Jenny Beresford-Jones examines the recent procurement policy note (PPN 07/21) on publication of information to Contracts Finder.
The new policy note (PPN 07/21) updates and replaces an older PPN (PPN 07/16). It is a helpful update that addresses some of the grey areas that have arisen in the use of Contracts Finder since it was first introduced in 2015. It also contains a useful FAQ section.
The new guidance is now divided into two parts. Part 1 has general application while Part 2 is aimed at central government authorities expressly.
Part 1 - General
Part 1 is mainly a reminder of the “Contracts Finder” obligations that are set out in the Public Contracts Regulations 2015 ("PCR 2015"), adding some helpful new clarifications.
A reminder that these obligations apply where the contract is valued at over £10,000 (central government authorities) or £25,000 (sub-central government plus NHS Trusts). The obligations apply across the public sector, with the exception of:
- authorities whose functions are devolved or mainly devolved functions of Scotland, Wales or Northern Ireland;
- procurements of health care services for the purposes of the NHS; or
- maintained schools, academies and sixth form college corporations.
The guidance reminds all in-scope authorities of the transparency obligations:
- where the authority decides to advertise the contract in some form (e.g. on the authority’s website, in a trade publication) it must also be advertised on Contracts Finder; and
- regardless of whether or not the contract was initially advertised on Contracts Finder, details of all contracts awarded over the de minimis value thresholds must be published.
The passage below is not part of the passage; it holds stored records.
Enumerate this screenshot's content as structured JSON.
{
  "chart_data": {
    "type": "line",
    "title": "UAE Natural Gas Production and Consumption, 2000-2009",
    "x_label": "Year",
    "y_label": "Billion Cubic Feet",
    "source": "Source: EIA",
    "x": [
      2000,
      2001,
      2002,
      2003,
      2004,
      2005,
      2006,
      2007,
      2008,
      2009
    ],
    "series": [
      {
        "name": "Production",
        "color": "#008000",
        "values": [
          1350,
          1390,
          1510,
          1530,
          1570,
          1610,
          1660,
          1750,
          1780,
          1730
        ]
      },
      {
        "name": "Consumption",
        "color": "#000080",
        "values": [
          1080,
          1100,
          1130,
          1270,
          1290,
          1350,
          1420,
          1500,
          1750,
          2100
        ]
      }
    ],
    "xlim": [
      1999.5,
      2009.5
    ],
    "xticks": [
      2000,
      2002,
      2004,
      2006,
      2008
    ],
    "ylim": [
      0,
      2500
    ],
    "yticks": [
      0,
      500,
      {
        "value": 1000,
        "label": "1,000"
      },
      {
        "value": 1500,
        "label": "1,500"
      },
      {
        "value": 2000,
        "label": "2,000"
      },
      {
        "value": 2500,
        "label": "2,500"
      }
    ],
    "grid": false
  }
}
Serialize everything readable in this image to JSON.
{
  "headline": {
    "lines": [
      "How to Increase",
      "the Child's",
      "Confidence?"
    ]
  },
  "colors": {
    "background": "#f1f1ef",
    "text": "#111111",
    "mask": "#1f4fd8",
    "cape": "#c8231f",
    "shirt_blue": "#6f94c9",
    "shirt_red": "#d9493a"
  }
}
The timing for this publication of contract award details to Contracts Finder is 90 calendar days after the contract award date for sub-central authorities, and 30 calendar days for central government authorities. This 30-day period has been extended from 20 days in the older version of the guidance – in order to bring the requirement into line with the obligation to publish contract award notices to the Find a Tender service (which has replaced the OJEU).
There had been some confusion around what date should be taken as the “contract award date”. Should it be the date the authority makes the decision to award the contract, or the date of actual signature? The guidance clarifies that for the purposes of calculating the time periods above, the contract award date should be taken as the date on which the contract is signed by the last contracting party. The time period for publication begins on the day following that date (and, if the period ends on a non-working day, then the authority has until the end of the next working day to comply within the timescale).
Part 2 – central government authorities
This section of the guidance is new – it applies to bodies expressly listed in Schedule 1 to the PCR 2015 but departments are encouraged to obtain compliance from their wider “families” of NDPBs and arm’s length bodies.
Details to be published
The guidance gives a steer on what should be published in terms of contract award documentation – and suggests this goes beyond the minimum requirements so as to include both the contract and also associated documents such as the specification, the terms and conditions, or other relevant schedules.
Transparency clauses and dialogue with contractor around publication
The guidance notes the importance of using transparency clauses in the procurement documents, so that bidders are aware that the authority will need to publish the information about the procurement. While the ultimate decision around publication sits with the authority, the guidance does suggest obtaining the agreement of the contractor about what will be published – and that a dialogue is held around what can be disclosed and what redacted. Subject to that, the guidance states that at a minimum the following should usually be published:
- parties, term, extension options, value
- specification, KPIs, other essential obligations
- warranties, indemnities and other legal protections (values redacted if necessary)
Exemptions and redactions
The guidance gives a helpful amplification of the sorts of information that may be reasonably withheld on the basis of one of the FOIA exemptions. For example, details of profit margins and overheads, financial information which would affect the outcome of a re-bid or future procurement, certain intellectual property details such as proprietary information about the solution being provided under the contract.
A steer is given on how to redact appropriately – by removing information and stating the relevant FOIA exemption relied on. Authorities are reminded to make a copy before redacting (with the original being saved for departmental records).
Finally, the guidance permits contract award notices for contracts awarded under high-volume frameworks or dynamic purchasing systems to be grouped and published quarterly. If this route is being used, the authority needs to document the fact in its publication scheme, including identifying which high-volume frameworks/DPSs it intends to treat in this way.
The Annex to the guidance contains a very helpful summary of the publication requirements and also suggested approaches to some of the more tricky questions that can come up around using Contracts Finder.
For example, does a further Contracts Finder award notice need to be published where a contract is varied or extended? The FAQs state that where a modification is within the scope of changes permitted under Regulation 72 then no new award notice need be published (as the change does not result in a new contract being formed). Where a new contract is formed, then this new contract is of course subject to all the publication requirements discussed above.
Another question addressed is the situation where services are commenced prior to the signature of the contract; what is correct “Contract Award Date” for the purposes of calculating timescales for publication? The guidance suggests taking the day immediately before the commencement of service as the appropriate date in this case.
The remainder of the FAQs are similarly helpful and well worth a read.